J. L. Brinlee1*,  V. Brahmakshatriya2, B. Lupiani1, M. Cepeda2, S. Pillai2 and S. M. Reddy1

1Department of Veterinary Pathobiology, College of Veterinary Medicine & Biomedical Sciences, 2 Department of Poultry Science, Texas A&M University College Station, TX 77843



Electron beam (E-beam) irradiation is a proven technology used to reduce microbial loads, and therefore potential pathogens.  E-beam irradiation has been proven effective at destroying bacterial pathogens, and recent research has shown its effectiveness at reducing viral loads as well.  Although Avian Influenza (AI) is not considered a food borne pathogen, transmission of the virus to tigers fed infected chickens has raised concerns about possible infection from consuming improperly prepared poultry products infected with high path AI virus.  In the event of an outbreak of avian influenza in poultry, tools should be in place to ensure the safety of poultry and poultry products for the consumer.  This project is designed to demonstrate the validity of E-beam irradiation to inactivate AI virus and reduce virus load in egg products and poultry meat. 

Materials and Methods:

Triplicate samples of commercially produced egg whites and ground turkey meat were spiked with suspensions of North American low path AI virus isolate A/chicken/TX/2002 (H5N3) and exposed to varying doses of high energy E-beam irradiation from 0-12.5kGy in 2.5 kGy increments, measured by alanine dosimeters.  The irradiated samples and control samples were analyzed by TCID50 on MDCK cells.  The log reduction of AI virus was plotted as a function of dose and regression analysis preformed.  This data was analyzed to determine the inactivation kinetics of AI in each of the above media. 
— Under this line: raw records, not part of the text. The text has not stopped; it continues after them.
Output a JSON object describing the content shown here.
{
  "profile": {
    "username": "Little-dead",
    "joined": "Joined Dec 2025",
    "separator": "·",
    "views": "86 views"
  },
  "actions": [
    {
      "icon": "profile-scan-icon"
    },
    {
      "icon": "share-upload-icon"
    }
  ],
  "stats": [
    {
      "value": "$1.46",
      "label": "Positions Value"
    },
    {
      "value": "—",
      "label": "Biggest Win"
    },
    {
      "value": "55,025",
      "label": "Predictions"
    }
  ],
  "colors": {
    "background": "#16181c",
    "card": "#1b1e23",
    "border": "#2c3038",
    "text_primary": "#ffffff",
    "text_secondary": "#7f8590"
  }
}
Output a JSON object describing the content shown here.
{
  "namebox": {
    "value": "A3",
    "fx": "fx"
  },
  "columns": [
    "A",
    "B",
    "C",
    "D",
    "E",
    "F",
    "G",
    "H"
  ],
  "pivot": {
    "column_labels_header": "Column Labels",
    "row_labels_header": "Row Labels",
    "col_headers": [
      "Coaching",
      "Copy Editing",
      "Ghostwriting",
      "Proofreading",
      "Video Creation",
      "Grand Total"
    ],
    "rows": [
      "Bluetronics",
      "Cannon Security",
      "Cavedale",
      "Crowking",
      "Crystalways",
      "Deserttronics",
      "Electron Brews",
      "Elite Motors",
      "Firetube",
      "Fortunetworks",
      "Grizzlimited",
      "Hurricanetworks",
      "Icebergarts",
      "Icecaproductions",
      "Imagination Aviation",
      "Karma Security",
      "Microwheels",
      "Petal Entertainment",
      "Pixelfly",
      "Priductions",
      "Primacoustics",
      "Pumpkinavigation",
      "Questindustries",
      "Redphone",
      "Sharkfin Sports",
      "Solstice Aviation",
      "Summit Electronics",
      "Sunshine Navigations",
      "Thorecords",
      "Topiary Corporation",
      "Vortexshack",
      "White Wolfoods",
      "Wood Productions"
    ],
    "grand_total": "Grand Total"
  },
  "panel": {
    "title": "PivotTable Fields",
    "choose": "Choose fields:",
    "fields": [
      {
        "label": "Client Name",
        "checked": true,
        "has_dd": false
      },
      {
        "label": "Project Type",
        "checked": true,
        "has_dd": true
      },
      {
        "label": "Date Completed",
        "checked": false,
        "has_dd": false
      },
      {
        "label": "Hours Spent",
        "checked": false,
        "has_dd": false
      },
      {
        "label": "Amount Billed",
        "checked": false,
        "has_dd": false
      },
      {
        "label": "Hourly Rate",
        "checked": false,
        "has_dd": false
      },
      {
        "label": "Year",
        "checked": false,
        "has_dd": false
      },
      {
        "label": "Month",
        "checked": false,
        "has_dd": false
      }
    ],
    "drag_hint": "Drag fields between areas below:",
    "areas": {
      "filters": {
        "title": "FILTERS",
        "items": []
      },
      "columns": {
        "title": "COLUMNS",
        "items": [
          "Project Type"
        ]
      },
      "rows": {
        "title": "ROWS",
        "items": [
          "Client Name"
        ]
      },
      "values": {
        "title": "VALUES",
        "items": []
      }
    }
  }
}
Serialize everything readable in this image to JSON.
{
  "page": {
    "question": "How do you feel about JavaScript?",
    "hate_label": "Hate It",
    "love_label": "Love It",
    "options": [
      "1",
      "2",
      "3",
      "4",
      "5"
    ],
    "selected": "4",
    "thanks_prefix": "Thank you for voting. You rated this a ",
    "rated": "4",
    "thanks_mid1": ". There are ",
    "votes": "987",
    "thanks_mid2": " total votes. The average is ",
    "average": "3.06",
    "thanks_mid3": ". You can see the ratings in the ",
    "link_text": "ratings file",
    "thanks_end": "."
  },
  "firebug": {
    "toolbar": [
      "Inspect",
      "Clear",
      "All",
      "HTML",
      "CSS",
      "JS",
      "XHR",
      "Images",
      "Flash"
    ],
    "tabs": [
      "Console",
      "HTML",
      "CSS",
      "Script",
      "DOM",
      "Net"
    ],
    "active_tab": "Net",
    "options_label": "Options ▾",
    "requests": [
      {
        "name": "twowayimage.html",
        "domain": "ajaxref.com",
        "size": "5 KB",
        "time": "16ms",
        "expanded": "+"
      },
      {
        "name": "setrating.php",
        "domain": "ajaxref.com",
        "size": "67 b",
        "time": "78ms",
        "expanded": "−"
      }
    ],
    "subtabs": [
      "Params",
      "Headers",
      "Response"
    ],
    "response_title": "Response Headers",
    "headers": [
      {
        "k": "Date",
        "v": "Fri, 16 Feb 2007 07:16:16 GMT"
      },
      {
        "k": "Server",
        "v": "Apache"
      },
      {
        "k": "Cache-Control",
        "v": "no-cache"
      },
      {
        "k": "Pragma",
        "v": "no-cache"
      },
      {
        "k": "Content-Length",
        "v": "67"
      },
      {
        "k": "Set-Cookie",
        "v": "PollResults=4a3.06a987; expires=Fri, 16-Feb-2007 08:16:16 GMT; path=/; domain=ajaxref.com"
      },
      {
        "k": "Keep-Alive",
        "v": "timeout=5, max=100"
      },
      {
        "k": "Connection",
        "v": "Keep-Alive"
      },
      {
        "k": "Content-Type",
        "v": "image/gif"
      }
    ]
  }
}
Irradiated samples showed a dose-dependant linear reduction of AI virus, with D10 values of 1.70 kGy for egg and 2.49 kGy for meat.


E-beam pasteurization is a feasible option for inactivating the AI virus.  When used in conjunction with proper cooking procedures and current control measures for AI outbreaks, we can assure the public that commercial poultry is a safe, wholesome food.